The search results will be available in 30 different languages, and it won't be only the national or state-wide results, but Congressional and Gubernatorial too. Users can even look up state-level referenda and ballot proposition results. That's information that you definitely aren't going to get by just watching the news. (I will be looking out for the results for cannabis reform throughout the country)
For those who still want to watch the news broadcasts, but don't have accress YouTube will be live streaming election coverage from a variety of news sources, including NBC, PBS, MTV, Bloomberg, Telemundo and The Young Turks. There will be also be live coverage from Complex News, during what it is calling a "special election event from YouTube Space NY."
I can already tell what my night will look like on Tuesday: I'll have MSNBC on in the background, as I continually refresh Google's more specific election results regarding the senate races around the country. I won't be able to sleep until the final results, which I hope come early.
I might also have a bottle of booze next to me, just in case things start heading south. Take a shot every time Donald Trump wins a state!
Google and YouTube’s get out the vote effort
In addition to keeping people informed, Google and YouTube have been among the numerous tech companies helping drive voter turnout this election season.
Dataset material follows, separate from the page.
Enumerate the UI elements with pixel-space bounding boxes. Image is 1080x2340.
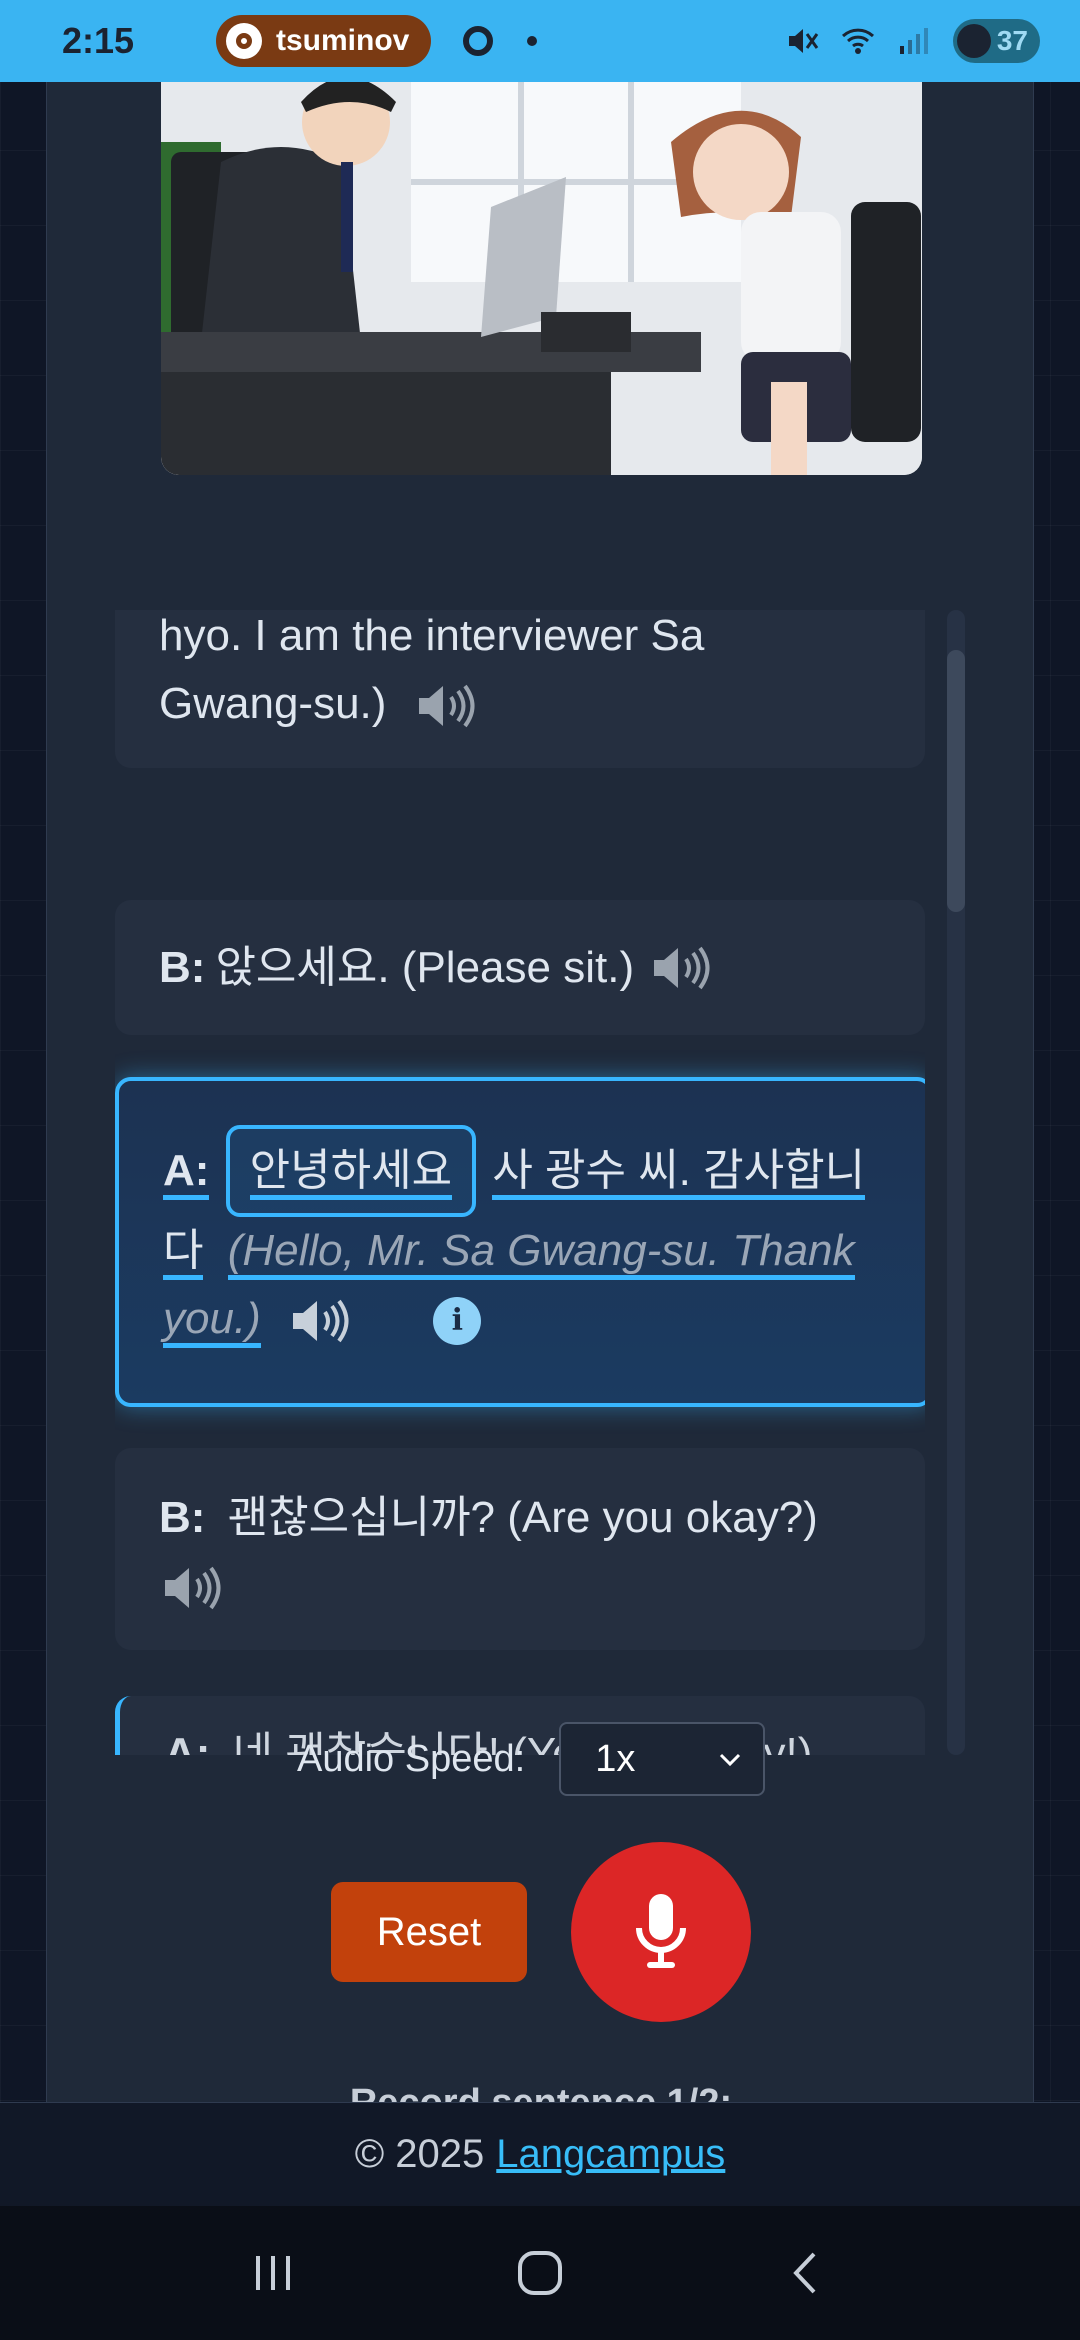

Over the summer, Google launched a new search feature that gave users more information about how to register, including requirements and deadlines, when they typed in "register to vote." Information also included how to vote, who is on the ballot, and how to find a local polling place.
It also provided more information about the National Conventions over the summer. When a user would search for it, including a summary of the event, information about the nominee, and a list of speakers, alongside related social media posts and a YouTube live stream video.
Google actually released an interesting stat about those improved search features on Monday: as a result, the number of people who searched for "how to vote" rose 233 percent over 2012, so the feature certainly seems to have done its job.
In September, YouTube unveiled its own get out the vote campaign, called #voteIRL. The company partnered with its creator community, including Bethany Mota, Hannah Hart, Kingsley, and Hank Green, who encourage their viewers to register and vote.
The site also put registration reminders on its homepage, watch page, and search results page on September 27, Voter Registration Day, along with voting reminder PSAs, starring President Obama, among others.